Press Box

Madeleine K. Albright Through the Spin Cycle

Washington’s season cycle is unvarying. In the summer, it gets so hot folks stir-fry spark plugs on the sidewalk. Come fall, the rich and the powerful abase themselves for a seat in the Washington Redskins’ owners box. In winter, snow flurries shutter the city. And in spring, pollen eruptions make the press corps so itchy and bitchy that they compose whack jobs about the government officials they’ve spent months building up.

Today’s springtime whack-job recipient, Secretary of State Madeleine K. Albright, gets hers from John Lancaster of the Washington Post. Lancaster’s Page One piece applies the usual methodology for knocking a Washington god off his pedestal: He strings together not-for-attribution quotations to prove that the once universally worshiped (even by Jesse Helms!) Albright is no longer “at the top of her game.”

Of course, the Post understands too perfectly the journalistic arc from hero to chump. A scant six years ago, the paper’s indefatigable media reporter Howard Kurtz wrote about the similar journey from toast to roast of another female Clinton cabinet member. Kurtz wrote, “[T]he media have a way of launching public figures into the stratosphere and then yanking them back to Earth without a parachute. In what has become a classic Washington ritual, the press pack has suddenly opened fire on Reno, often using anonymous quotes for ammunition.”

Using Kurtz as our guidebook, let’s review the Lancaster story. In order to run Albright down, Lancaster must first list her accomplishments, which are substantial:

A few months into her tenure, she adroitly worked the phones to secure Senate approval of the Chemical Weapons Convention, a landmark treaty that had languished under her predecessor, Warren G. Christopher. She presided over a successful reorganization of the State Department’s massive bureaucracy. And in what is arguably her greatest triumph, Albright took the lead in selling Russia–and then the Senate–on the expansion of NATO to include formerly communist countries of Eastern Europe.           

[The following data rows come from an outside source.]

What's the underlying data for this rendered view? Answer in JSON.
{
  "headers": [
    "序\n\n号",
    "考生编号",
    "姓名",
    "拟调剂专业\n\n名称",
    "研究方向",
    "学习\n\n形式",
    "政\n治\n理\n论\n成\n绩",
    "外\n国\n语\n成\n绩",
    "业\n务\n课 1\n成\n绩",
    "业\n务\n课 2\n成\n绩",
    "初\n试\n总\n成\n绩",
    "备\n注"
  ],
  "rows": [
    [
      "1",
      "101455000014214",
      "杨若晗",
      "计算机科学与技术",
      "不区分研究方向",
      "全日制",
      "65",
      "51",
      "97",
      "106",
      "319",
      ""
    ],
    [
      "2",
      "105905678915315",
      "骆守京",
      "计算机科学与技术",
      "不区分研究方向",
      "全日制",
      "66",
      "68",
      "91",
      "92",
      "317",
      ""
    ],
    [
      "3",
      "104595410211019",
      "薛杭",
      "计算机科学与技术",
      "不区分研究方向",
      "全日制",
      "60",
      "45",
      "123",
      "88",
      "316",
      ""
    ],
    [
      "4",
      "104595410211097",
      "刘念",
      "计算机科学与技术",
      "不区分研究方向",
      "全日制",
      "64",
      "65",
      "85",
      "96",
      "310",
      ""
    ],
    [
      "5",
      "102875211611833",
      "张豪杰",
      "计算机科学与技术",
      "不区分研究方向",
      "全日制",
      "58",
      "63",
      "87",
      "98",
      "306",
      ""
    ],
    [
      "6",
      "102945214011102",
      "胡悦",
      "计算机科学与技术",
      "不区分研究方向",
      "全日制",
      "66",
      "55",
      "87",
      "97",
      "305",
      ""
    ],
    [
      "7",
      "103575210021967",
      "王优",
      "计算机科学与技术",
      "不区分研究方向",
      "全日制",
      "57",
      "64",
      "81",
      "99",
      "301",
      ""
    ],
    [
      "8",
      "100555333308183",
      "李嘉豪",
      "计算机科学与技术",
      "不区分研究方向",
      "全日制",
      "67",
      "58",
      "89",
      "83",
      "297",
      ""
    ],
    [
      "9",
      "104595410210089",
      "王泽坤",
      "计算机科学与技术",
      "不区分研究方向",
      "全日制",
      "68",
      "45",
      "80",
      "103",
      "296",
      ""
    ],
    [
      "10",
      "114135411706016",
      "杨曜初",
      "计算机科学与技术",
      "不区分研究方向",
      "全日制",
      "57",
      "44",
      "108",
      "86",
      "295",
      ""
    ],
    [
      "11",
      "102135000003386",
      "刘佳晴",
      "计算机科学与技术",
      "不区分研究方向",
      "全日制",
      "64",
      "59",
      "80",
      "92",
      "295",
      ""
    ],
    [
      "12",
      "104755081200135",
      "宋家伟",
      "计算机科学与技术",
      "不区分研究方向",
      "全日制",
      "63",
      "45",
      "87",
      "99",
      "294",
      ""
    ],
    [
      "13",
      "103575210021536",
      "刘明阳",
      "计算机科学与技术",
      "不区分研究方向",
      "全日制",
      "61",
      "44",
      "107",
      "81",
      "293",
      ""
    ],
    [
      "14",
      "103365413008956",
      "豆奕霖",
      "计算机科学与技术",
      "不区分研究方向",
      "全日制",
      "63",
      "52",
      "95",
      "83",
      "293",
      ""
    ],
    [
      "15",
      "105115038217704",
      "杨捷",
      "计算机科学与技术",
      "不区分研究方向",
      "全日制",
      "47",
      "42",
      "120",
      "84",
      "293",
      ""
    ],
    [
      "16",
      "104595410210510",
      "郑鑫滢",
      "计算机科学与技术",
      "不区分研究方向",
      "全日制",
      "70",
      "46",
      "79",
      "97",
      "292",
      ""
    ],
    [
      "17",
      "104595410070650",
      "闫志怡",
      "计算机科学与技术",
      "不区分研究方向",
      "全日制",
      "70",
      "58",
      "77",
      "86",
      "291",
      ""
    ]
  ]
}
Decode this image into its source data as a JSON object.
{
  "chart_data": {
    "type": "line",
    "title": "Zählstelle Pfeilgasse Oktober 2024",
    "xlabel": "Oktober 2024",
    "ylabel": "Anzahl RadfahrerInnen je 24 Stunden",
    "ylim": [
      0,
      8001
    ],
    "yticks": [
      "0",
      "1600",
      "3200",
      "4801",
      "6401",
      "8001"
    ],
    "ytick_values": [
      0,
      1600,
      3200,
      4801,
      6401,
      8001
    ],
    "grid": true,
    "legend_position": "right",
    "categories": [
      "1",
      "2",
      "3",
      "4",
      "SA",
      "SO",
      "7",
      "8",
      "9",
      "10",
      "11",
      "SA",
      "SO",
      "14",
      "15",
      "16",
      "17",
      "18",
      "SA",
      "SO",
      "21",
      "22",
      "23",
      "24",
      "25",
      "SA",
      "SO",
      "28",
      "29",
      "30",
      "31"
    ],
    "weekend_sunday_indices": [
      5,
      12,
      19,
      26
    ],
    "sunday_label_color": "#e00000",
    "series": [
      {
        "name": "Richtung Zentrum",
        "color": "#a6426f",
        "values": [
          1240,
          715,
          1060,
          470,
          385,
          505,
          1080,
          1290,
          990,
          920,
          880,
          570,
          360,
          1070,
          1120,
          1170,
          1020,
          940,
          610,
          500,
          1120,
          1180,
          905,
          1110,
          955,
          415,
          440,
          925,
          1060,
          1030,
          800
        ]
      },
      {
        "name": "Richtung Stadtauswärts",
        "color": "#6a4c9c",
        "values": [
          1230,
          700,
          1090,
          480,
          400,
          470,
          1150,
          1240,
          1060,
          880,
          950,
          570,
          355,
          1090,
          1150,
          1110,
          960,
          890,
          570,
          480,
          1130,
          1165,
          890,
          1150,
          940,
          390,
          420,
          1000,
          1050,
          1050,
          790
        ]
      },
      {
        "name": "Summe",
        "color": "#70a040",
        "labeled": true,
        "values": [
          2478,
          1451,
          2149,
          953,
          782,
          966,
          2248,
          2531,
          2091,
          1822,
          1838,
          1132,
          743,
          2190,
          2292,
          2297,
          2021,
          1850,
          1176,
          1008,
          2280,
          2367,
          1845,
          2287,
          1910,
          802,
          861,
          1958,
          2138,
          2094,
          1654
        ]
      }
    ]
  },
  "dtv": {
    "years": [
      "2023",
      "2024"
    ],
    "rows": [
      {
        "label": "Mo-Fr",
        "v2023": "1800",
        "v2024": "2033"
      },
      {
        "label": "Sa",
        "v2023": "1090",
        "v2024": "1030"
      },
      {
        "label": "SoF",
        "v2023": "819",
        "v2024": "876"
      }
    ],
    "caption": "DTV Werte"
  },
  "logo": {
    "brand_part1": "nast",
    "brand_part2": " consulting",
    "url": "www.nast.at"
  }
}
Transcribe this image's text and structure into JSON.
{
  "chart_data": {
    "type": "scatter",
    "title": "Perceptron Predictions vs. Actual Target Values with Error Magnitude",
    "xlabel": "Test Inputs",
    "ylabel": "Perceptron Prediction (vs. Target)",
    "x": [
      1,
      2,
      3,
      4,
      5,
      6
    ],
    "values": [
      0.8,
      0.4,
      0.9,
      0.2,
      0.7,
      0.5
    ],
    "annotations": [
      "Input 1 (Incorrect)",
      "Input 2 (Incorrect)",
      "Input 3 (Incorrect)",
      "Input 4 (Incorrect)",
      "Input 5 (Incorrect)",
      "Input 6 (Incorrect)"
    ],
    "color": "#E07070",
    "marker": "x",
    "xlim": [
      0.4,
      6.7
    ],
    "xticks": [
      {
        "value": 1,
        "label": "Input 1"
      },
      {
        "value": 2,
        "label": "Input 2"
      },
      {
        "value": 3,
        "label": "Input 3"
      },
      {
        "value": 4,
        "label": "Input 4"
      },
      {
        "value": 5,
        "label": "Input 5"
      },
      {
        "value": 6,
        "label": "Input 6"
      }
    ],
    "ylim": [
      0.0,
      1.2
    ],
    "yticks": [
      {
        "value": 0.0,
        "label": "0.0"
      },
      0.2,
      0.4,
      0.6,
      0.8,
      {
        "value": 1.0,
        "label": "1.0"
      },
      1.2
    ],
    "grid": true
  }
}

Lancaster even quotes Balkans specialist Ivo Daalder, who worked for the National Security Council during Clinton’s first term, saying, “She got Kosovo right.” But then, Lancaster turns to his unnamed sources to document

the dominant impression from dozens of conversations with current and former colleagues, foreign policy experts, congressional officials and career diplomats. … Albright has not measured up to the high–and perhaps unrealistic–expectations that attended her debut as the first female secretary of state.

Only one of the experts, officials, and diplomats goes on the record about Albright’s shortcomings–Peter F. Krogh, Albright’s former employer at Georgetown University’s School of Foreign Service. That Krogh dislikes Albright isn’t news. As Lancaster reports, he attacked her in the Wall Street Journal not long ago. Lancaster scares up two on-the-record sources, Zbigniew Brzezinski (National Security Adviser during the Jurassic Period) and Daalder, to take general swipes at the Clinton administration’s foreign policy, but neither dings Albright herself. (Lancaster does write that Daalder “has been sharply critical of Albright” in non-Kosovo areas, but, mysteriously, gives no examples.)

When Lancaster turns to the unnamed sources pummeling Albright, he records “a prominent foreign policy expert and academic who knows Albright well,” “a former NSC staff member who recently left the administration,” “one senior diplomat,” “a ranking diplomat,” “critics,” “a senior State Department official,” and a “Republican staff member” on the Hill.

Of course, not all unnamed sources in newspaper stories are loathsome or immediately suspect. Think of the valiant whistleblower inside a corporation or an agency who puts himself at risk to uncover criminal perfidy. But the Post keeps a unique subspecies of unnamed source alive, the Washington coward, who punishes his political enemies from the safety of anonymity. The Washington coward thrives inside the Beltway because he knows that journalists outnumber sources. (In almost any other American city, the reverse is true.) The Washington coward bargains from a position of power because he knows that the Post will compete in any race to the bottom for the unattributed quotation. As part of his calculation, he favors the Post because of its enormous influence and circulation.

The late Ann Devroy, a formidable Post political reporter, excelled at the Washington- coward form, stacking unnamed sources in her stories like green cordwood. Reading Devroy’s pieces critically, it was impossible to determine whether she was reporting the news or taking one side in a political feud. Likewise, Lancaster could be 1) on target about Albright’s “Waning Influence at Foggy Bottom,” 2) thumping Albright because it’s the only story left to be written about her, and therefore time to yank “her back to Earth without a parachute,” or 3) totally in the bag for his unnamed sources. The closest he comes to demonstrating his thesis of her waning influence, besides peddling anecdotes about who has the president’s ear, is in reporting that the foreign affairs budget has only “registered a modest increase” during her tenure and is still below its 1985 peak. That’s a thin thread to hang a secretary of state (or her reputation) by.

The good news for Albright is that the news cycle is forgiving. Who knows what rabbit she’ll pull out of one of her funky hats in the next nine months? Why, the Washington Post might even be calling her the comeback kid.